In London, in company with Giuseppe Mazzini and other advanced politicians, he formed a "European Democratic Committee." From this Ruge soon withdrew, and in 1850, Ruge moved to Brighton to live as a teacher and writer. In 1866, he vigorously supported Prussia against Austria in the Austro-Prussian War, and in 1870, he supported Germany against France in the Franco-Prussian War. On a smaller scale, while in Brighton, he was chairman of the successful Park Crescent Residents' Association. In his last years, beginning in 1877, he received from the German government a pension of 1000 marks.

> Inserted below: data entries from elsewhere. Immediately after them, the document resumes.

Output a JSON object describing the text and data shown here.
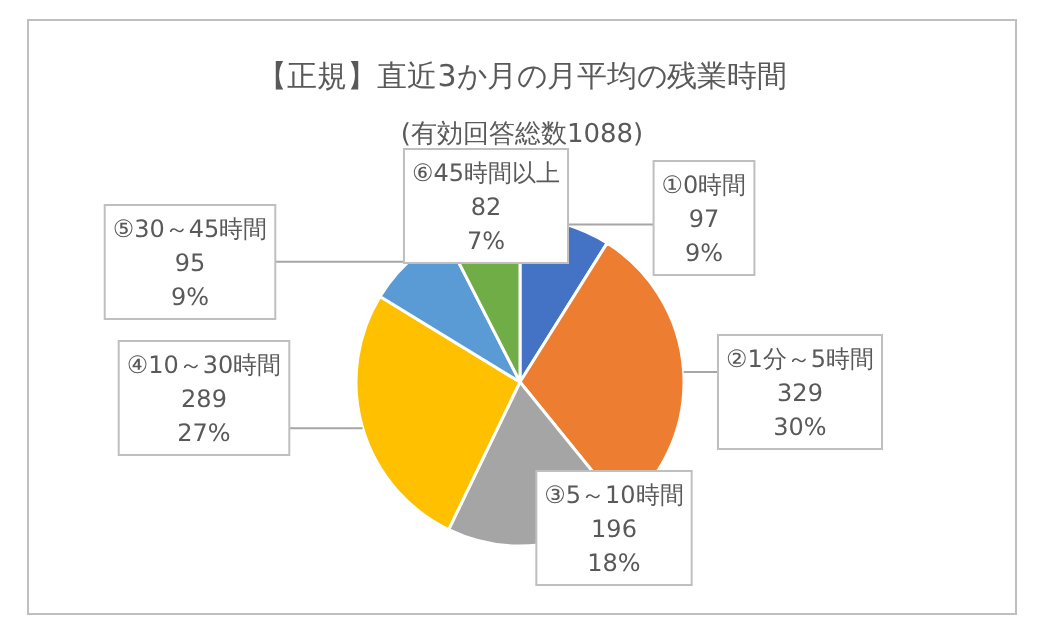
{
  "chart_data": {
    "type": "pie",
    "title": "【正規】直近3か月の月平均の残業時間",
    "subtitle": "(有効回答総数1088)",
    "categories": [
      "①0時間",
      "②1分～5時間",
      "③5～10時間",
      "④10～30時間",
      "⑤30～45時間",
      "⑥45時間以上"
    ],
    "values": [
      97,
      329,
      196,
      289,
      95,
      82
    ],
    "colors": [
      "#4472c4",
      "#ed7d31",
      "#a5a5a5",
      "#ffc000",
      "#5b9bd5",
      "#70ad47"
    ],
    "value_labels": [
      "97\n9%",
      "329\n30%",
      "196\n18%",
      "289\n27%",
      "95\n9%",
      "82\n7%"
    ]
  }
}
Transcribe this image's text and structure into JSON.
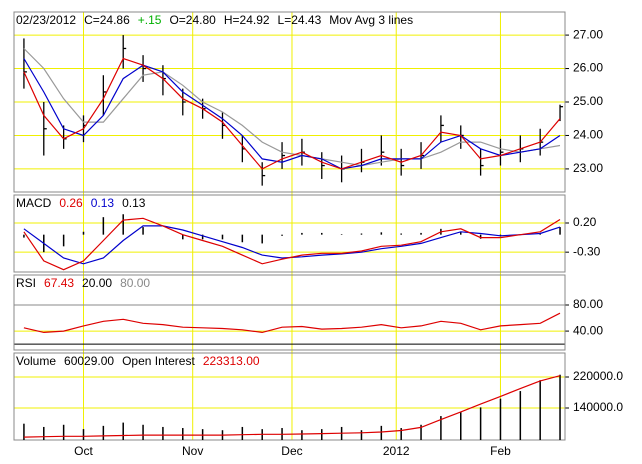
{
  "chart_data": {
    "type": "stock",
    "x": [
      2,
      6,
      10,
      14,
      18,
      22,
      26,
      30,
      34,
      38,
      42,
      46,
      50,
      54,
      58,
      62,
      66,
      70,
      74,
      78,
      82,
      86,
      90,
      94,
      98,
      102,
      106,
      110
    ],
    "xlim": [
      0,
      111
    ],
    "xticks": [
      {
        "value": 14,
        "label": "Oct"
      },
      {
        "value": 36,
        "label": "Nov"
      },
      {
        "value": 56,
        "label": "Dec"
      },
      {
        "value": 77,
        "label": "2012"
      },
      {
        "value": 98,
        "label": "Feb"
      }
    ],
    "grid": true,
    "panels": [
      {
        "legend": [
          {
            "text": "02/23/2012",
            "color": "#000000"
          },
          {
            "text": "C=24.86",
            "color": "#000000"
          },
          {
            "text": "+.15",
            "color": "#00b000"
          },
          {
            "text": "O=24.80",
            "color": "#000000"
          },
          {
            "text": "H=24.92",
            "color": "#000000"
          },
          {
            "text": "L=24.43",
            "color": "#000000"
          },
          {
            "text": "Mov Avg 3 lines",
            "color": "#000000"
          }
        ],
        "ylim": [
          22.31,
          27.69
        ],
        "yticks": [
          {
            "value": 27,
            "label": "27.00"
          },
          {
            "value": 26,
            "label": "26.00"
          },
          {
            "value": 25,
            "label": "25.00"
          },
          {
            "value": 24,
            "label": "24.00"
          },
          {
            "value": 23,
            "label": "23.00"
          }
        ],
        "series": [
          {
            "type": "ohlc",
            "color": "#000000",
            "high": [
              26.9,
              25.0,
              24.3,
              24.6,
              25.8,
              27.0,
              26.4,
              26.1,
              25.4,
              25.1,
              24.7,
              24.0,
              23.2,
              23.8,
              23.9,
              23.5,
              23.4,
              23.6,
              24.0,
              23.6,
              23.8,
              24.6,
              24.3,
              23.6,
              23.9,
              24.0,
              24.2,
              24.92
            ],
            "low": [
              25.4,
              23.4,
              23.6,
              23.8,
              24.6,
              26.0,
              25.6,
              25.2,
              24.6,
              24.5,
              23.9,
              23.2,
              22.5,
              23.0,
              23.1,
              22.7,
              22.6,
              22.9,
              23.1,
              22.8,
              23.0,
              23.8,
              23.6,
              22.8,
              23.1,
              23.2,
              23.4,
              24.43
            ],
            "close": [
              25.9,
              24.2,
              23.9,
              24.3,
              25.3,
              26.6,
              26.0,
              25.7,
              25.0,
              24.8,
              24.3,
              23.6,
              22.8,
              23.4,
              23.5,
              23.1,
              23.0,
              23.2,
              23.5,
              23.1,
              23.4,
              24.3,
              24.0,
              23.1,
              23.5,
              23.6,
              23.8,
              24.86
            ]
          },
          {
            "type": "line",
            "color": "#999999",
            "values": [
              26.6,
              26.0,
              25.1,
              24.4,
              24.4,
              25.1,
              25.8,
              25.9,
              25.5,
              25.0,
              24.7,
              24.3,
              23.8,
              23.5,
              23.4,
              23.3,
              23.2,
              23.1,
              23.2,
              23.3,
              23.3,
              23.5,
              23.8,
              23.8,
              23.6,
              23.5,
              23.6,
              23.7
            ]
          },
          {
            "type": "line",
            "color": "#0000cc",
            "values": [
              26.3,
              25.3,
              24.2,
              24.0,
              24.6,
              25.7,
              26.1,
              25.9,
              25.3,
              24.9,
              24.5,
              24.0,
              23.3,
              23.2,
              23.4,
              23.3,
              23.0,
              23.1,
              23.3,
              23.3,
              23.3,
              23.8,
              24.0,
              23.6,
              23.4,
              23.5,
              23.6,
              24.0
            ]
          },
          {
            "type": "line",
            "color": "#dd0000",
            "values": [
              25.9,
              24.6,
              23.9,
              24.2,
              25.1,
              26.3,
              26.1,
              25.7,
              25.1,
              24.8,
              24.4,
              23.7,
              23.0,
              23.3,
              23.5,
              23.2,
              23.0,
              23.2,
              23.4,
              23.2,
              23.4,
              24.1,
              24.0,
              23.3,
              23.4,
              23.6,
              23.8,
              24.5
            ]
          }
        ]
      },
      {
        "legend": [
          {
            "text": "MACD",
            "color": "#000000"
          },
          {
            "text": "0.26",
            "color": "#dd0000"
          },
          {
            "text": "0.13",
            "color": "#0000cc"
          },
          {
            "text": "0.13",
            "color": "#000000"
          }
        ],
        "ylim": [
          -0.64,
          0.68
        ],
        "yticks": [
          {
            "value": 0.2,
            "label": "0.20"
          },
          {
            "value": -0.3,
            "label": "-0.30"
          }
        ],
        "series": [
          {
            "type": "histogram",
            "color": "#000000",
            "values": [
              -0.05,
              -0.3,
              -0.2,
              0.05,
              0.3,
              0.35,
              0.13,
              0,
              -0.08,
              -0.08,
              -0.08,
              -0.13,
              -0.15,
              -0.02,
              0.03,
              0.03,
              0.01,
              0.02,
              0.04,
              0.02,
              0.03,
              0.1,
              0.05,
              -0.07,
              -0.03,
              0,
              0.03,
              0.13
            ]
          },
          {
            "type": "line",
            "color": "#0000cc",
            "values": [
              0.1,
              -0.15,
              -0.4,
              -0.5,
              -0.4,
              -0.1,
              0.15,
              0.15,
              0.08,
              -0.02,
              -0.12,
              -0.22,
              -0.35,
              -0.4,
              -0.38,
              -0.35,
              -0.33,
              -0.3,
              -0.24,
              -0.2,
              -0.15,
              -0.05,
              0.05,
              0.02,
              -0.02,
              0,
              0.02,
              0.13
            ]
          },
          {
            "type": "line",
            "color": "#dd0000",
            "values": [
              0.05,
              -0.45,
              -0.6,
              -0.45,
              -0.1,
              0.25,
              0.28,
              0.15,
              0,
              -0.1,
              -0.2,
              -0.35,
              -0.5,
              -0.42,
              -0.35,
              -0.32,
              -0.32,
              -0.28,
              -0.2,
              -0.18,
              -0.12,
              0.05,
              0.1,
              -0.05,
              -0.05,
              0,
              0.05,
              0.26
            ]
          }
        ]
      },
      {
        "legend": [
          {
            "text": "RSI",
            "color": "#000000"
          },
          {
            "text": "67.43",
            "color": "#dd0000"
          },
          {
            "text": "20.00",
            "color": "#000000"
          },
          {
            "text": "80.00",
            "color": "#888888"
          }
        ],
        "ylim": [
          11,
          126
        ],
        "yticks": [
          {
            "value": 80,
            "label": "80.00"
          },
          {
            "value": 40,
            "label": "40.00"
          }
        ],
        "hlines": [
          {
            "value": 80,
            "color": "#888888"
          },
          {
            "value": 20,
            "color": "#000000"
          }
        ],
        "series": [
          {
            "type": "line",
            "color": "#dd0000",
            "values": [
              45,
              38,
              40,
              48,
              55,
              58,
              52,
              50,
              46,
              45,
              44,
              42,
              38,
              46,
              47,
              43,
              44,
              46,
              50,
              45,
              48,
              55,
              52,
              42,
              48,
              50,
              52,
              67.43
            ]
          }
        ]
      },
      {
        "legend": [
          {
            "text": "Volume",
            "color": "#000000"
          },
          {
            "text": "60029.00",
            "color": "#000000"
          },
          {
            "text": "Open Interest",
            "color": "#000000"
          },
          {
            "text": "223313.00",
            "color": "#dd0000"
          }
        ],
        "ylim": [
          57400,
          281900
        ],
        "y2lim": [
          0,
          80000
        ],
        "yticks": [
          {
            "value": 220000,
            "label": "220000.0"
          },
          {
            "value": 140000,
            "label": "140000.0"
          }
        ],
        "series": [
          {
            "type": "histogram",
            "axis": "y2",
            "color": "#000000",
            "values": [
              15000,
              12000,
              14000,
              10000,
              13000,
              16000,
              14000,
              12000,
              11000,
              10000,
              9000,
              12000,
              10000,
              11000,
              9000,
              10000,
              12000,
              9000,
              13000,
              11000,
              14000,
              22000,
              26000,
              30000,
              38000,
              45000,
              55000,
              60029
            ]
          },
          {
            "type": "line",
            "color": "#dd0000",
            "values": [
              65000,
              66000,
              67000,
              67000,
              68000,
              69000,
              70000,
              70000,
              70000,
              70000,
              70000,
              71000,
              72000,
              72000,
              73000,
              74000,
              75000,
              76000,
              78000,
              82000,
              90000,
              110000,
              130000,
              150000,
              170000,
              190000,
              210000,
              223313
            ]
          }
        ]
      }
    ]
  }
}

He died in Brighton in 1880.

==Works==
In his time, Ruge was a leader in religious and political liberalism. In 1846–1848 his Gesammelte Schriften (Collected writings) were published in ten volumes. After this time he wrote, among other books:

- Manifest an die deutsche Nation (1866)
- Geschichte unserer Zeit (1881), Unser System
- Revolutionsnovellen, Die Loge des Humanismus
- Aus früherer Zeit (his memoirs; 1863–1867).

He also wrote many poems, and several dramas and romances, and translated into German various English works, including:
- Letters of Junius
- Buckle's History of Civilization

His Letters and Diary (1825–80) were published by Paul Nerrlich (Berlin, 1885–1887). See A. W. Bolin's L. Feuerbach, pp. 127–52 (Stuttgart, 1891).

An anthology edited by Franck Fischbach includes five of his essays. Selected translations from German to French, including besides Ruge: Karl Marx, Mikhaïl Bakounine, Bruno Bauer, Edgar Bauer, Ludwig Feuerbach, Moses Hess, Karl Friedrich Köppen, and Max Stirner: Les Jeunes Hégéliens : politique, religion, philosophie. Une anthologie, Paris: Gallimard, coll. "NRF, Bibliothèque de Philosophie", 384 p., 2022. ISBN 9782072895241.